There’s a pretty pitched battle for the title of “Dumbest Member of the Senate.” Ted Cruz, Josh Hawley, Ron Johnson, Tommy Tuberville, Marsha Blackburn, and John Kennedy are all in the running. Well, add a new entrant—Roger Marshall, the freshman senator from Kansas.
On Saturday, CNN’s Pamela Brown asked Marshall about a new CNN poll showing a whopping 70% of Republicans don’t believe Biden was legitimately elected. She also reminded Marshall that he not only objected to the certification of Biden’s wins in Arizona and Pennsylvania even after the Jan. 6 insurrection, but signed onto the windmill-tilting Texas lawsuit seeking to overturn Biden’s wins in those states and two others. Watch Marshall’s response below.
When Brown asked Marshall if he had any regrets for his past votes, Marshall claimed that “we’re just so ready to move on” from the dispute over the 2020 election’s legitimacy. After repeating the bogus claim that six states ignored their own laws, he claimed it was time for “a spirit of forgiveness” so we could focus on the issues facing this country.
Like hell we will move on, Roger. You promoted the claim that Biden hadn’t won legitimately even after it was comprehensively debunked, and even after it resulted in election officials and voting tech company employees being harassed, trolled, and threatened. And you’re STILL promoting that claim even after it caused a deadly insurrection—one that resulted in police officers being gravely injured, and your colleagues on both sides having to flee for their lives. And you have the nerve to tell us to move on? How dare you, Senator. HOW DARE YOU!
You have no right to insist that we move on when one of your first votes as a senator had the effect of disgracing yourself, the Senate, and the people of Kansas. You have no right to insist that we move on when you effectively gave succor to a deadly insurrection.

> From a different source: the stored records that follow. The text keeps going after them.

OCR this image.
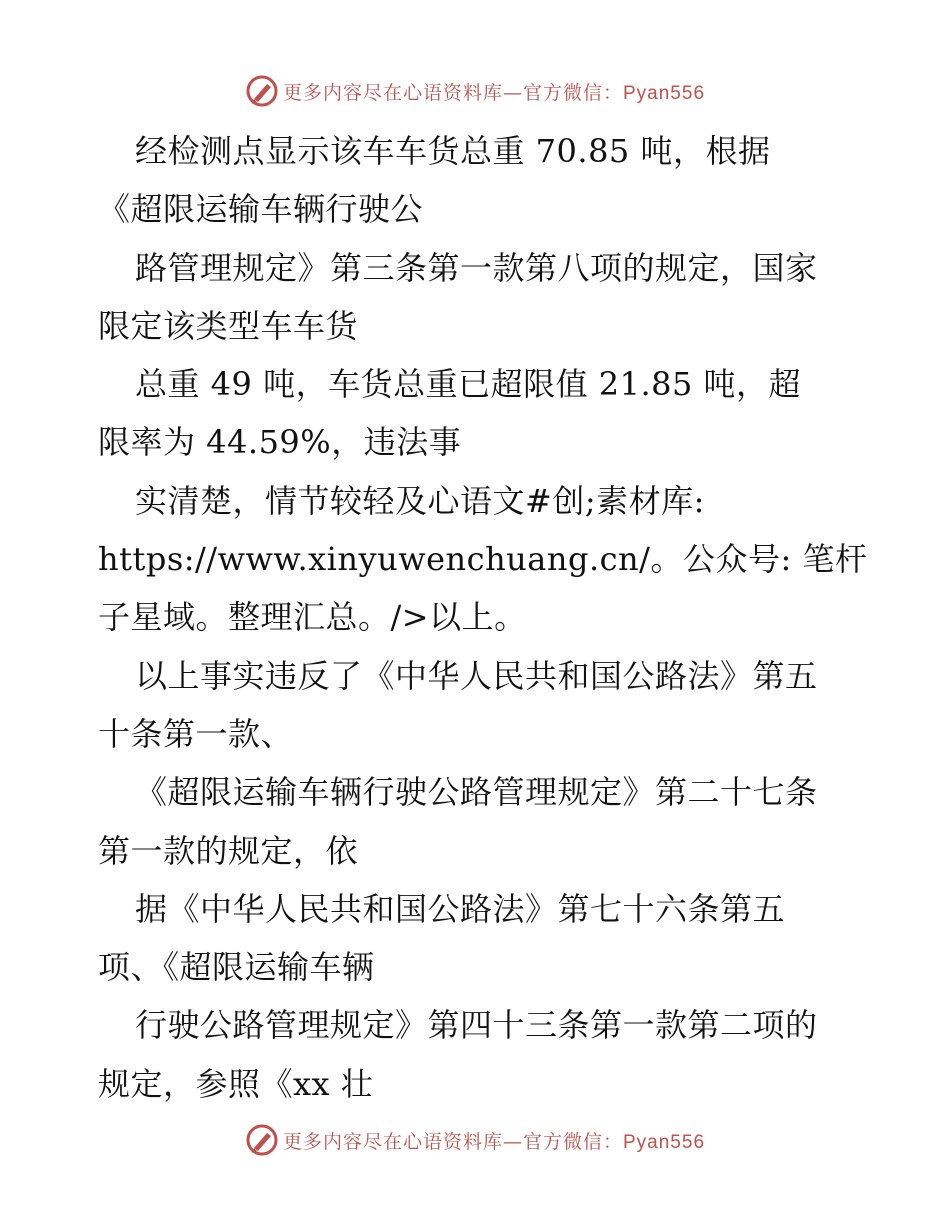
更多内容尽在心语资料库—官方微信：Pyan556
经检测点显示该车车货总重 70.85 吨，根据
《超限运输车辆行驶公
路管理规定》第三条第一款第八项的规定，国家
限定该类型车车货
总重 49 吨，车货总重已超限值 21.85 吨，超
限率为 44.59%，违法事
实清楚，情节较轻及心语文#创;素材库:
https://www.xinyuwenchuang.cn/。公众号: 笔杆
子星域。整理汇总。/>以上。
以上事实违反了《中华人民共和国公路法》第五
十条第一款、
《超限运输车辆行驶公路管理规定》第二十七条
第一款的规定，依
据《中华人民共和国公路法》第七十六条第五
项、《超限运输车辆
行驶公路管理规定》第四十三条第一款第二项的
规定，参照《xx 壮
更多内容尽在心语资料库—官方微信：Pyan556
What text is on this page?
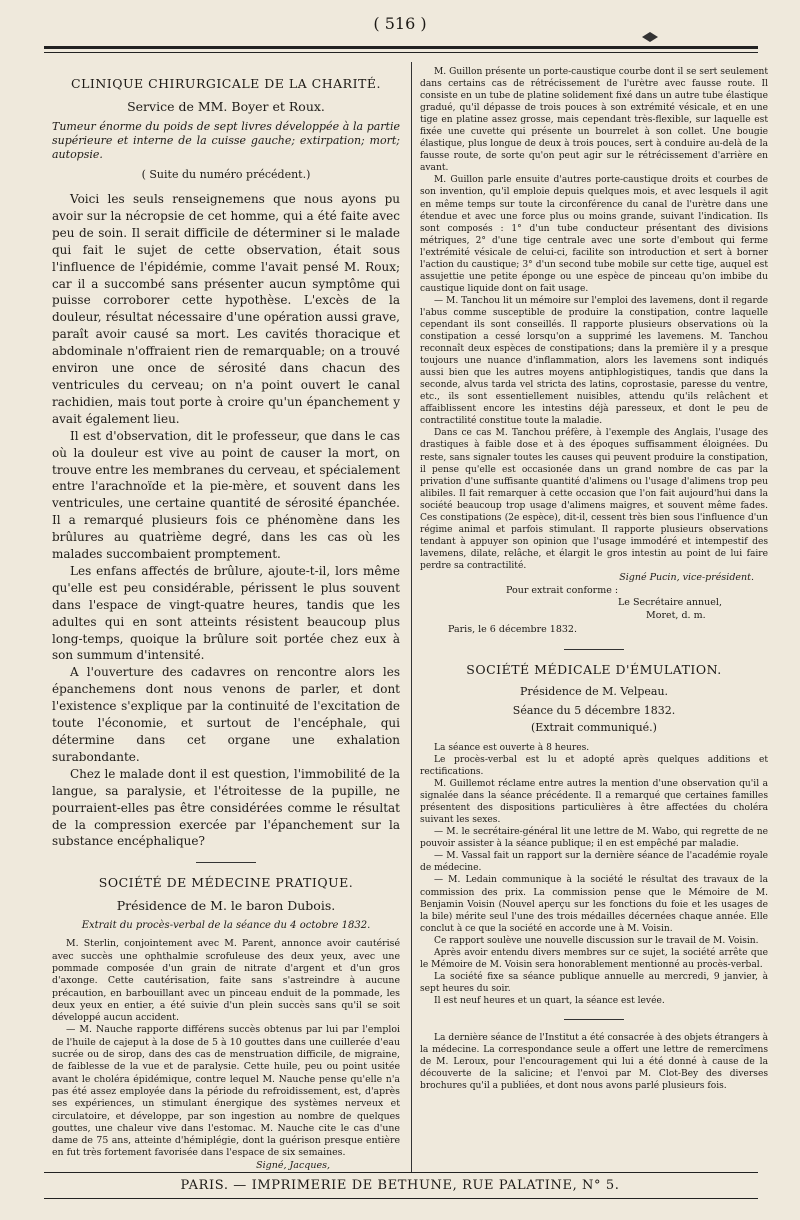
( 516 )
CLINIQUE CHIRURGICALE DE LA CHARITÉ.
Service de MM. Boyer et Roux.

Tumeur énorme du poids de sept livres développée à la partie supérieure et interne de la cuisse gauche; extirpation; mort; autopsie.

( Suite du numéro précédent.)

Voici les seuls renseignemens que nous ayons pu avoir sur la nécropsie de cet homme, qui a été faite avec peu de soin. Il serait difficile de déterminer si le malade qui fait le sujet de cette observation, était sous l'influence de l'épidémie, comme l'avait pensé M. Roux; car il a succombé sans présenter aucun symptôme qui puisse corroborer cette hypothèse. L'excès de la douleur, résultat nécessaire d'une opération aussi grave, paraît avoir causé sa mort. Les cavités thoracique et abdominale n'offraient rien de remarquable; on a trouvé environ une once de sérosité dans chacun des ventricules du cerveau; on n'a point ouvert le canal rachidien, mais tout porte à croire qu'un épanchement y avait également lieu.

Il est d'observation, dit le professeur, que dans le cas où la douleur est vive au point de causer la mort, on trouve entre les membranes du cerveau, et spécialement entre l'arachnoïde et la pie-mère, et souvent dans les ventricules, une certaine quantité de sérosité épanchée. Il a remarqué plusieurs fois ce phénomène dans les brûlures au quatrième degré, dans les cas où les malades succombaient promptement.

Les enfans affectés de brûlure, ajoute-t-il, lors même qu'elle est peu considérable, périssent le plus souvent dans l'espace de vingt-quatre heures, tandis que les adultes qui en sont atteints résistent beaucoup plus long-temps, quoique la brûlure soit portée chez eux à son summum d'intensité.

A l'ouverture des cadavres on rencontre alors les épanchemens dont nous venons de parler, et dont l'existence s'explique par la continuité de l'excitation de toute l'économie, et surtout de l'encéphale, qui détermine dans cet organe une exhalation surabondante.

Chez le malade dont il est question, l'immobilité de la langue, sa paralysie, et l'étroitesse de la pupille, ne pourraient-elles pas être considérées comme le résultat de la compression exercée par l'épanchement sur la substance encéphalique?

SOCIÉTÉ DE MÉDECINE PRATIQUE.
Présidence de M. le baron Dubois.

Extrait du procès-verbal de la séance du 4 octobre 1832.

M. Sterlin, conjointement avec M. Parent, annonce avoir cautérisé avec succès une ophthalmie scrofuleuse des deux yeux, avec une pommade composée d'un grain de nitrate d'argent et d'un gros d'axonge. Cette cautérisation, faite sans s'astreindre à aucune précaution, en barbouillant avec un pinceau enduit de la pommade, les deux yeux en entier, a été suivie d'un plein succès sans qu'il se soit développé aucun accident.

— M. Nauche rapporte différens succès obtenus par lui par l'emploi de l'huile de cajeput à la dose de 5 à 10 gouttes dans une cuillerée d'eau sucrée ou de sirop, dans des cas de menstruation difficile, de migraine, de faiblesse de la vue et de paralysie. Cette huile, peu ou point usitée avant le choléra épidémique, contre lequel M. Nauche pense qu'elle n'a pas été assez employée dans la période du refroidissement, est, d'après ses expériences, un stimulant énergique des systèmes nerveux et circulatoire, et développe, par son ingestion au nombre de quelques gouttes, une chaleur vive dans l'estomac. M. Nauche cite le cas d'une dame de 75 ans, atteinte d'hémiplégie, dont la guérison presque entière en fut très fortement favorisée dans l'espace de six semaines.

Signé, Jacques,

M. Guillon présente un porte-caustique courbe dont il se sert seulement dans certains cas de rétrécissement de l'urètre avec fausse route. Il consiste en un tube de platine solidement fixé dans un autre tube élastique gradué, qu'il dépasse de trois pouces à son extrémité vésicale, et en une tige en platine assez grosse, mais cependant très-flexible, sur laquelle est fixée une cuvette qui présente un bourrelet à son collet. Une bougie élastique, plus longue de deux à trois pouces, sert à conduire au-delà de la fausse route, de sorte qu'on peut agir sur le rétrécissement d'arrière en avant.

M. Guillon parle ensuite d'autres porte-caustique droits et courbes de son invention, qu'il emploie depuis quelques mois, et avec lesquels il agit en même temps sur toute la circonférence du canal de l'urètre dans une étendue et avec une force plus ou moins grande, suivant l'indication. Ils sont composés : 1° d'un tube conducteur présentant des divisions métriques, 2° d'une tige centrale avec une sorte d'embout qui ferme l'extrémité vésicale de celui-ci, facilite son introduction et sert à borner l'action du caustique; 3° d'un second tube mobile sur cette tige, auquel est assujettie une petite éponge ou une espèce de pinceau qu'on imbibe du caustique liquide dont on fait usage.

— M. Tanchou lit un mémoire sur l'emploi des lavemens, dont il regarde l'abus comme susceptible de produire la constipation, contre laquelle cependant ils sont conseillés. Il rapporte plusieurs observations où la constipation a cessé lorsqu'on a supprimé les lavemens. M. Tanchou reconnaît deux espèces de constipations; dans la première il y a presque toujours une nuance d'inflammation, alors les lavemens sont indiqués aussi bien que les autres moyens antiphlogistiques, tandis que dans la seconde, alvus tarda vel stricta des latins, coprostasie, paresse du ventre, etc., ils sont essentiellement nuisibles, attendu qu'ils relâchent et affaiblissent encore les intestins déjà paresseux, et dont le peu de contractilité constitue toute la maladie.

Dans ce cas M. Tanchou préfère, à l'exemple des Anglais, l'usage des drastiques à faible dose et à des époques suffisamment éloignées. Du reste, sans signaler toutes les causes qui peuvent produire la constipation, il pense qu'elle est occasionée dans un grand nombre de cas par la privation d'une suffisante quantité d'alimens ou l'usage d'alimens trop peu alibiles. Il fait remarquer à cette occasion que l'on fait aujourd'hui dans la société beaucoup trop usage d'alimens maigres, et souvent même fades. Ces constipations (2e espèce), dit-il, cessent très bien sous l'influence d'un régime animal et parfois stimulant. Il rapporte plusieurs observations tendant à appuyer son opinion que l'usage immodéré et intempestif des lavemens, dilate, relâche, et élargit le gros intestin au point de lui faire perdre sa contractilité.

Signé Pucin, vice-président.
Pour extrait conforme :
Le Secrétaire annuel,
Moret, d. m.
Paris, le 6 décembre 1832.
SOCIÉTÉ MÉDICALE D'ÉMULATION.
Présidence de M. Velpeau.
Séance du 5 décembre 1832.
(Extrait communiqué.)

La séance est ouverte à 8 heures.

Le procès-verbal est lu et adopté après quelques additions et rectifications.

M. Guillemot réclame entre autres la mention d'une observation qu'il a signalée dans la séance précédente. Il a remarqué que certaines familles présentent des dispositions particulières à être affectées du choléra suivant les sexes.

— M. le secrétaire-général lit une lettre de M. Wabo, qui regrette de ne pouvoir assister à la séance publique; il en est empêché par maladie.

— M. Vassal fait un rapport sur la dernière séance de l'académie royale de médecine.

— M. Ledain communique à la société le résultat des travaux de la commission des prix. La commission pense que le Mémoire de M. Benjamin Voisin (Nouvel aperçu sur les fonctions du foie et les usages de la bile) mérite seul l'une des trois médailles décernées chaque année. Elle conclut à ce que la société en accorde une à M. Voisin.

Ce rapport soulève une nouvelle discussion sur le travail de M. Voisin.

Après avoir entendu divers membres sur ce sujet, la société arrête que le Mémoire de M. Voisin sera honorablement mentionné au procès-verbal.

La société fixe sa séance publique annuelle au mercredi, 9 janvier, à sept heures du soir.

Il est neuf heures et un quart, la séance est levée.

La dernière séance de l'Institut a été consacrée à des objets étrangers à la médecine. La correspondance seule a offert une lettre de remercîmens de M. Leroux, pour l'encouragement qui lui a été donné à cause de la découverte de la salicine; et l'envoi par M. Clot-Bey des diverses brochures qu'il a publiées, et dont nous avons parlé plusieurs fois.

PARIS. — IMPRIMERIE DE BETHUNE, RUE PALATINE, N° 5.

The weird thing about it is that Marshall was supposedly the sane choice in the Republican primary for the seat of retiring Pat Roberts. Remember? Virtually the entire state and national Republican establishment closed ranks behind Marshall in order to fend off Kris Kobach, who was believed to be so far right that he would effectively be handing that seat to the Democrats. Before then, he ran for and won the Republican nomination in the “Big First” district by portraying himself as a saner choice than its tea-swilling incumbent, Tim Huelskamp.
And now we know that Marshall’s moral compass is fundamentally warped. If he’s what passes for sane in the Kansas GOP, I don’t want to see unhinged.
Fortunately, Marshall can’t tenure himself in just yet. Although he defeated state Senator Barbara Bollier by just under 12 points, Bollier got 41% of the vote—the first time a Democrat has been north of 40% in a Kansas Senate race since the 1996 special election that resulted in Sam Brownback taking Bob Dole’s old seat. The only other times in recent memory where I can find a Democrat getting 40% in Kansas were in 1974, when Dole was almost swept out by the post-Watergate backlash, and in 1978, when Nancy Landon Kassebaum was held to 53% for the seat that Marshall now holds. This race proved that a Republican can’t breathe easy in Kansas anymore. But if we’re to make Marshall pay for his moral bankruptcy in 2026, we’d better be about it.